A Con Job
I attempted to briefly sketch the origins of neoconservatism in my review of Pat Buchanan's book "Where the Right Went Wrong." Here is an excerpt:
"Neoconservatism originated in few periodicals and northeastern universities in the 1960’s. Its early exponents were largely Jewish and Eastern European. Today, neoconservatism claims such "luminaries" as Jeane Kirkpatrick, Bill Bennett, Michael Novak, Richard John Neuhaus, and a bevy of syndicated columnists. Buchanan calls them "ex-Trotskyites, socialists, leftists, and liberals who backed FDR, Truman, JDK and LBJ." They are "the boat people of the McGovern revolution that was itself the political vehicle of the moral, social, and cultural revolutions of the 1960’s."
Skilled in the arts of political chicanery and bureaucratic infighting, the neocons migrated into the Republican Party during the late 1970’s and early 1980’s. Sam Francis explains why the neocons drifted to the right politically:
"The political impetus for neoconservatism was, first the threat to the integrity of universities and American intellectual life presented by the militancy of the New Left and the barbarism of the counterculture of the late 1960’s; secondly, the threat to Jewish academic and professional achievements in America presented by the quotas and affirmative action programs of the Great Society; and thirdly, the development of serious anti-Semitism on the Left and the Soviet alliance with radical anti-Western and anti-Israeli Arab regimes and terrorists.
Another pillar of the neoconservative mind is the conflation of American and Israeli national interests, which is the root of the current mess in Iraq. In an essay in the Wall Street Journal, militant neocon Max Boot, who has called for the U.S. to take up the imperial burden, called support for Israel a "key tenet" of neocon ideology...

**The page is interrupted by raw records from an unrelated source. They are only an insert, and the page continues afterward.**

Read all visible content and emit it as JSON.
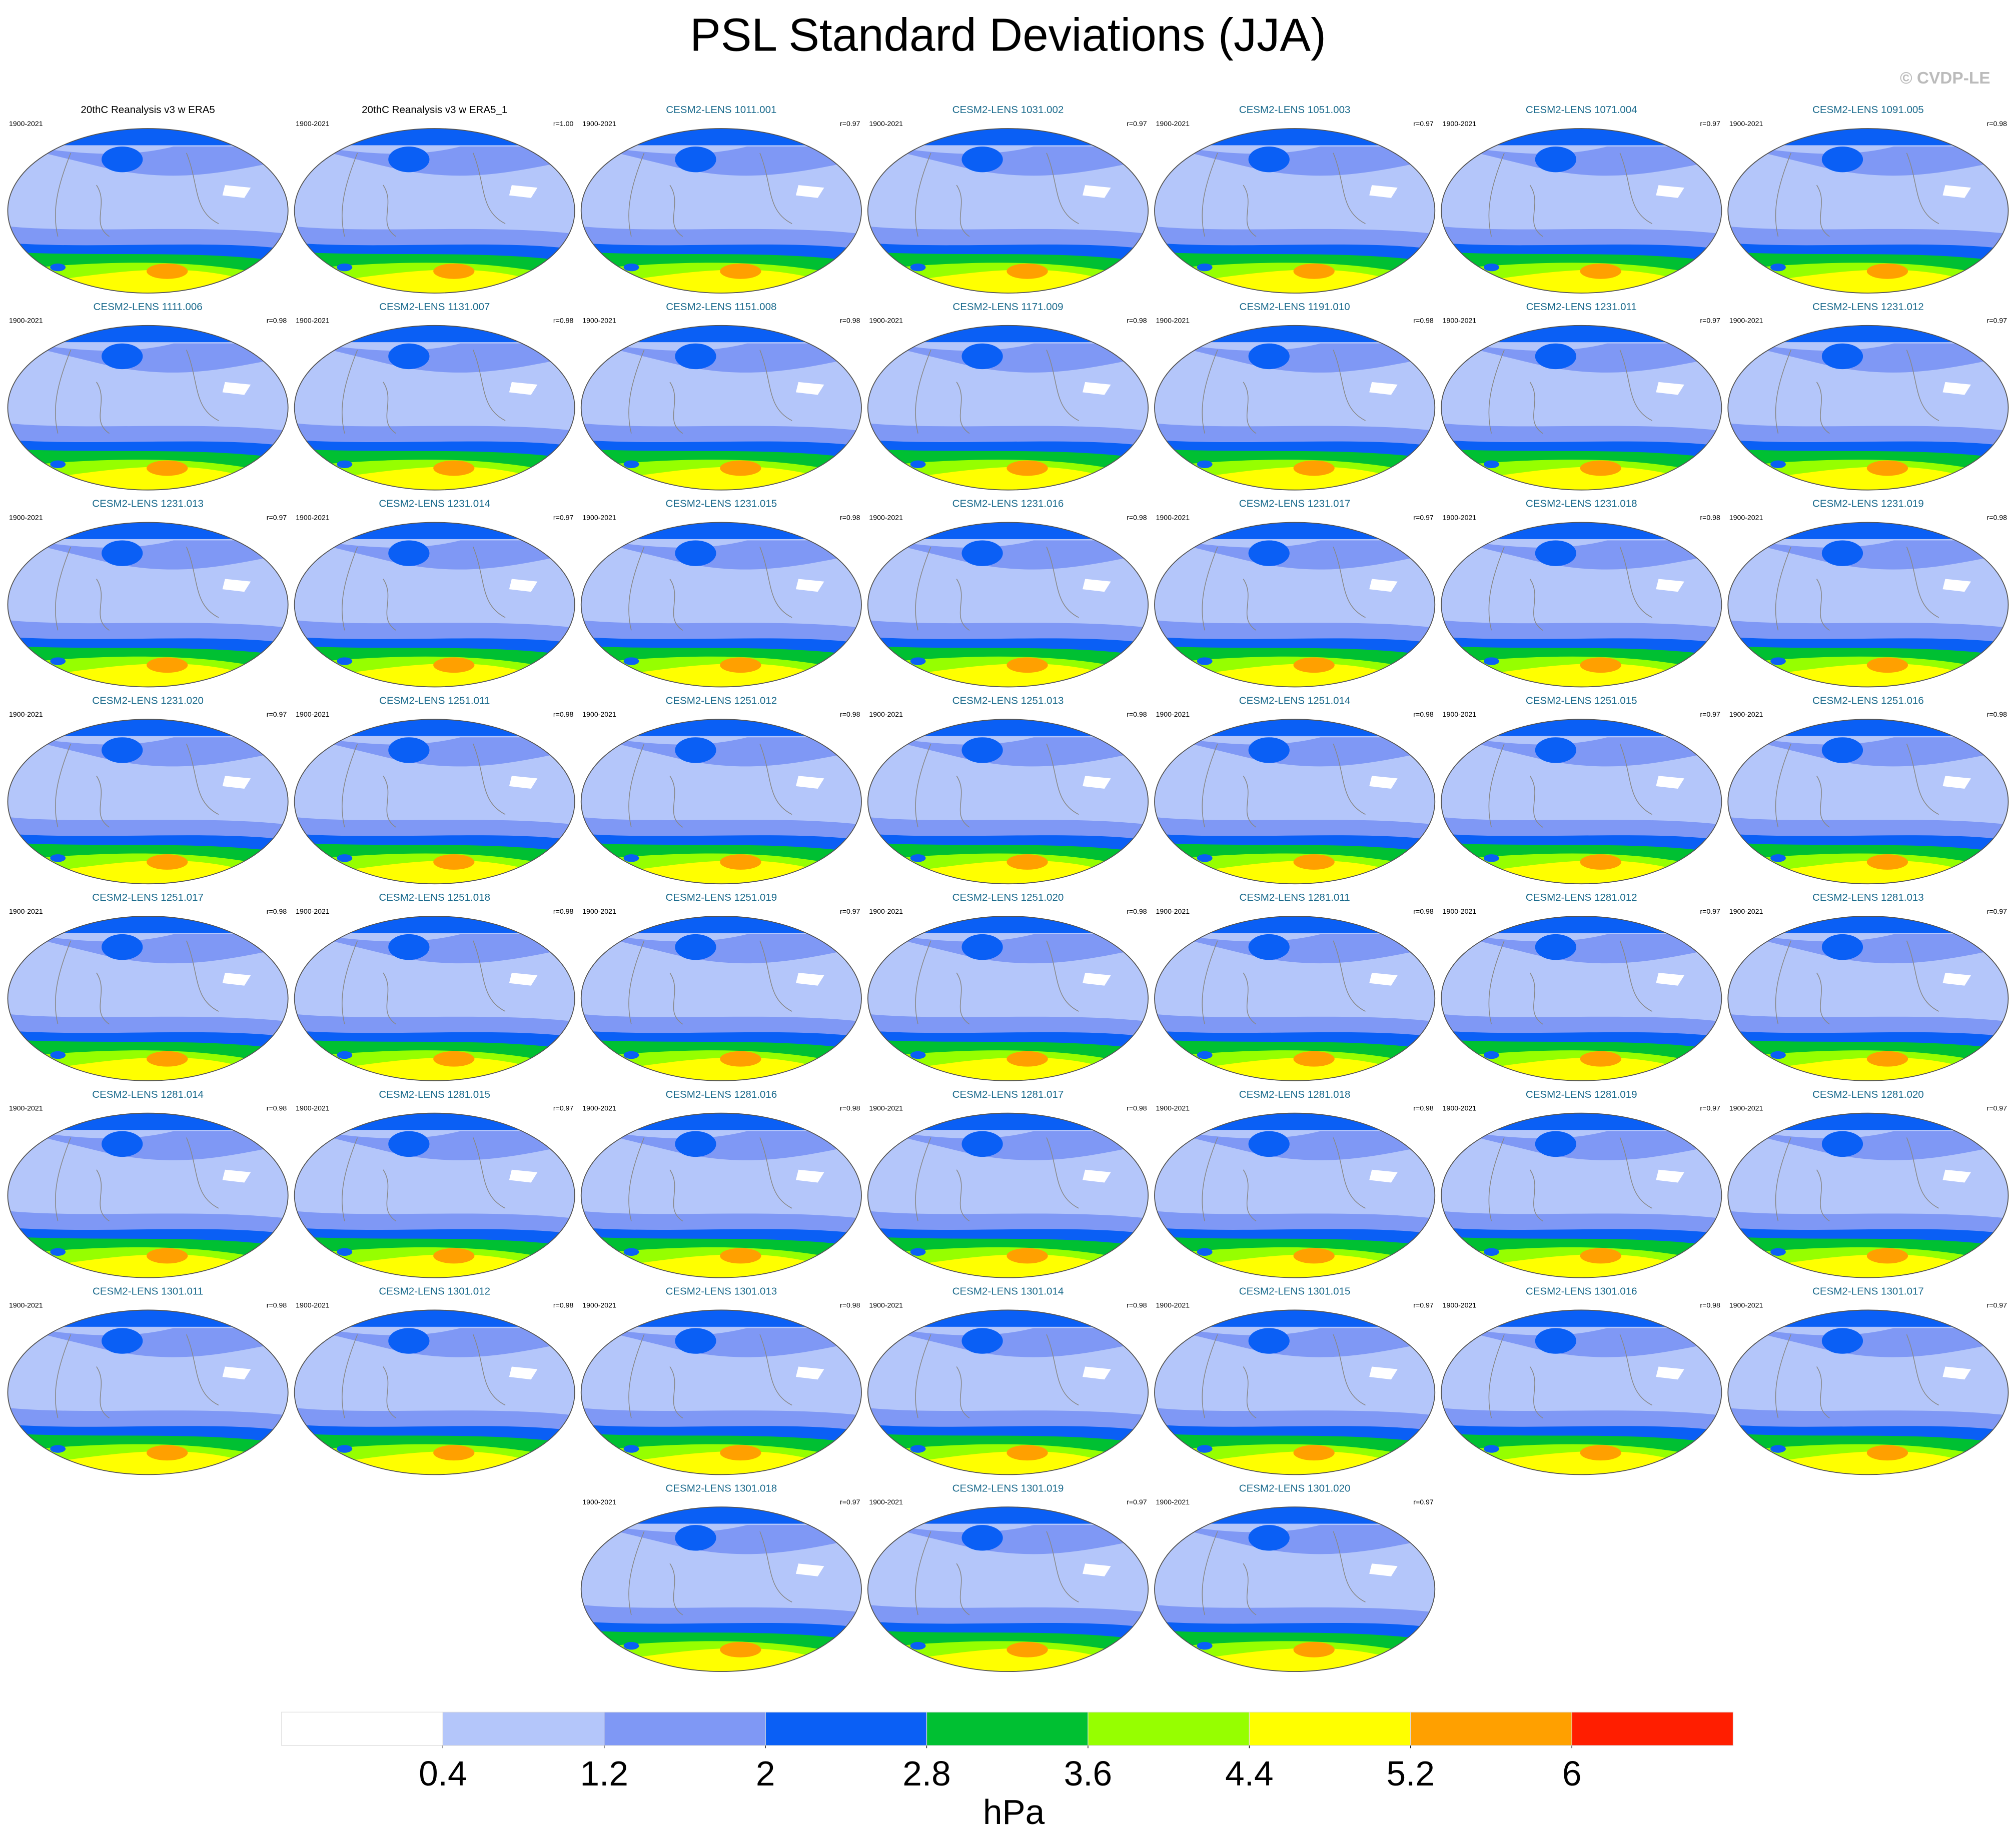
{
  "title": "PSL Standard Deviations (JJA)",
  "credit": "© CVDP-LE",
  "observations": [
    {
      "title": "20thC Reanalysis v3 w ERA5",
      "period": "1900-2021"
    },
    {
      "title": "20thC Reanalysis v3 w ERA5_1",
      "period": "1900-2021",
      "r": "r=1.00"
    }
  ],
  "members": [
    {
      "title": "CESM2-LENS 1011.001",
      "period": "1900-2021",
      "r": "r=0.97"
    },
    {
      "title": "CESM2-LENS 1031.002",
      "period": "1900-2021",
      "r": "r=0.97"
    },
    {
      "title": "CESM2-LENS 1051.003",
      "period": "1900-2021",
      "r": "r=0.97"
    },
    {
      "title": "CESM2-LENS 1071.004",
      "period": "1900-2021",
      "r": "r=0.97"
    },
    {
      "title": "CESM2-LENS 1091.005",
      "period": "1900-2021",
      "r": "r=0.98"
    },
    {
      "title": "CESM2-LENS 1111.006",
      "period": "1900-2021",
      "r": "r=0.98"
    },
    {
      "title": "CESM2-LENS 1131.007",
      "period": "1900-2021",
      "r": "r=0.98"
    },
    {
      "title": "CESM2-LENS 1151.008",
      "period": "1900-2021",
      "r": "r=0.98"
    },
    {
      "title": "CESM2-LENS 1171.009",
      "period": "1900-2021",
      "r": "r=0.98"
    },
    {
      "title": "CESM2-LENS 1191.010",
      "period": "1900-2021",
      "r": "r=0.98"
    },
    {
      "title": "CESM2-LENS 1231.011",
      "period": "1900-2021",
      "r": "r=0.97"
    },
    {
      "title": "CESM2-LENS 1231.012",
      "period": "1900-2021",
      "r": "r=0.97"
    },
    {
      "title": "CESM2-LENS 1231.013",
      "period": "1900-2021",
      "r": "r=0.97"
    },
    {
      "title": "CESM2-LENS 1231.014",
      "period": "1900-2021",
      "r": "r=0.97"
    },
    {
      "title": "CESM2-LENS 1231.015",
      "period": "1900-2021",
      "r": "r=0.98"
    },
    {
      "title": "CESM2-LENS 1231.016",
      "period": "1900-2021",
      "r": "r=0.98"
    },
    {
      "title": "CESM2-LENS 1231.017",
      "period": "1900-2021",
      "r": "r=0.97"
    },
    {
      "title": "CESM2-LENS 1231.018",
      "period": "1900-2021",
      "r": "r=0.98"
    },
    {
      "title": "CESM2-LENS 1231.019",
      "period": "1900-2021",
      "r": "r=0.98"
    },
    {
      "title": "CESM2-LENS 1231.020",
      "period": "1900-2021",
      "r": "r=0.97"
    },
    {
      "title": "CESM2-LENS 1251.011",
      "period": "1900-2021",
      "r": "r=0.98"
    },
    {
      "title": "CESM2-LENS 1251.012",
      "period": "1900-2021",
      "r": "r=0.98"
    },
    {
      "title": "CESM2-LENS 1251.013",
      "period": "1900-2021",
      "r": "r=0.98"
    },
    {
      "title": "CESM2-LENS 1251.014",
      "period": "1900-2021",
      "r": "r=0.98"
    },
    {
      "title": "CESM2-LENS 1251.015",
      "period": "1900-2021",
      "r": "r=0.97"
    },
    {
      "title": "CESM2-LENS 1251.016",
      "period": "1900-2021",
      "r": "r=0.98"
    },
    {
      "title": "CESM2-LENS 1251.017",
      "period": "1900-2021",
      "r": "r=0.98"
    },
    {
      "title": "CESM2-LENS 1251.018",
      "period": "1900-2021",
      "r": "r=0.98"
    },
    {
      "title": "CESM2-LENS 1251.019",
      "period": "1900-2021",
      "r": "r=0.97"
    },
    {
      "title": "CESM2-LENS 1251.020",
      "period": "1900-2021",
      "r": "r=0.98"
    },
    {
      "title": "CESM2-LENS 1281.011",
      "period": "1900-2021",
      "r": "r=0.98"
    },
    {
      "title": "CESM2-LENS 1281.012",
      "period": "1900-2021",
      "r": "r=0.97"
    },
    {
      "title": "CESM2-LENS 1281.013",
      "period": "1900-2021",
      "r": "r=0.97"
    },
    {
      "title": "CESM2-LENS 1281.014",
      "period": "1900-2021",
      "r": "r=0.98"
    },
    {
      "title": "CESM2-LENS 1281.015",
      "period": "1900-2021",
      "r": "r=0.97"
    },
    {
      "title": "CESM2-LENS 1281.016",
      "period": "1900-2021",
      "r": "r=0.98"
    },
    {
      "title": "CESM2-LENS 1281.017",
      "period": "1900-2021",
      "r": "r=0.98"
    },
    {
      "title": "CESM2-LENS 1281.018",
      "period": "1900-2021",
      "r": "r=0.98"
    },
    {
      "title": "CESM2-LENS 1281.019",
      "period": "1900-2021",
      "r": "r=0.97"
    },
    {
      "title": "CESM2-LENS 1281.020",
      "period": "1900-2021",
      "r": "r=0.97"
    },
    {
      "title": "CESM2-LENS 1301.011",
      "period": "1900-2021",
      "r": "r=0.98"
    },
    {
      "title": "CESM2-LENS 1301.012",
      "period": "1900-2021",
      "r": "r=0.98"
    },
    {
      "title": "CESM2-LENS 1301.013",
      "period": "1900-2021",
      "r": "r=0.98"
    },
    {
      "title": "CESM2-LENS 1301.014",
      "period": "1900-2021",
      "r": "r=0.98"
    },
    {
      "title": "CESM2-LENS 1301.015",
      "period": "1900-2021",
      "r": "r=0.97"
    },
    {
      "title": "CESM2-LENS 1301.016",
      "period": "1900-2021",
      "r": "r=0.98"
    },
    {
      "title": "CESM2-LENS 1301.017",
      "period": "1900-2021",
      "r": "r=0.97"
    },
    {
      "title": "CESM2-LENS 1301.018",
      "period": "1900-2021",
      "r": "r=0.97"
    },
    {
      "title": "CESM2-LENS 1301.019",
      "period": "1900-2021",
      "r": "r=0.97"
    },
    {
      "title": "CESM2-LENS 1301.020",
      "period": "1900-2021",
      "r": "r=0.97"
    }
  ],
  "colorbar": {
    "label": "hPa",
    "ticks": [
      0.4,
      1.2,
      2,
      2.8,
      3.6,
      4.4,
      5.2,
      6
    ],
    "colors": [
      "#ffffff",
      "#b4c6fa",
      "#7f98f5",
      "#0a5ff5",
      "#00c032",
      "#96ff00",
      "#ffff00",
      "#ffa000",
      "#ff1e00"
    ]
  }
}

On the foreign policy front, the necons are warmongers, pure and simple. But what about domestically? Don’t they believe in limited government? To the extent that they care about such matters at all, the answer is no. Indeed, they are "big government conservatives," as Fred Barnes has said. Irving Kristol, the most prominent first-generation neoconservative, wrote that:
In economic and social policy, it [neoconservatism] feels no lingering hostility to the welfare state, nor does it accept it resignedly, as a necessary evil. Instead it seeks not dismantle the welfare state not in the name of free-market economics but rather to reshape it so as to attach to it the conservative predispositions of the people. This reshaping will presumably take the form of trying to rid the welfare state of its paternalistic orientation, imposed on it by Left-liberalism, and making it over into the kind of "social insurance state" that provides the social and economic security a modern citizenry demands..
In sum, the neocons are devoted to the welfare-warfare state."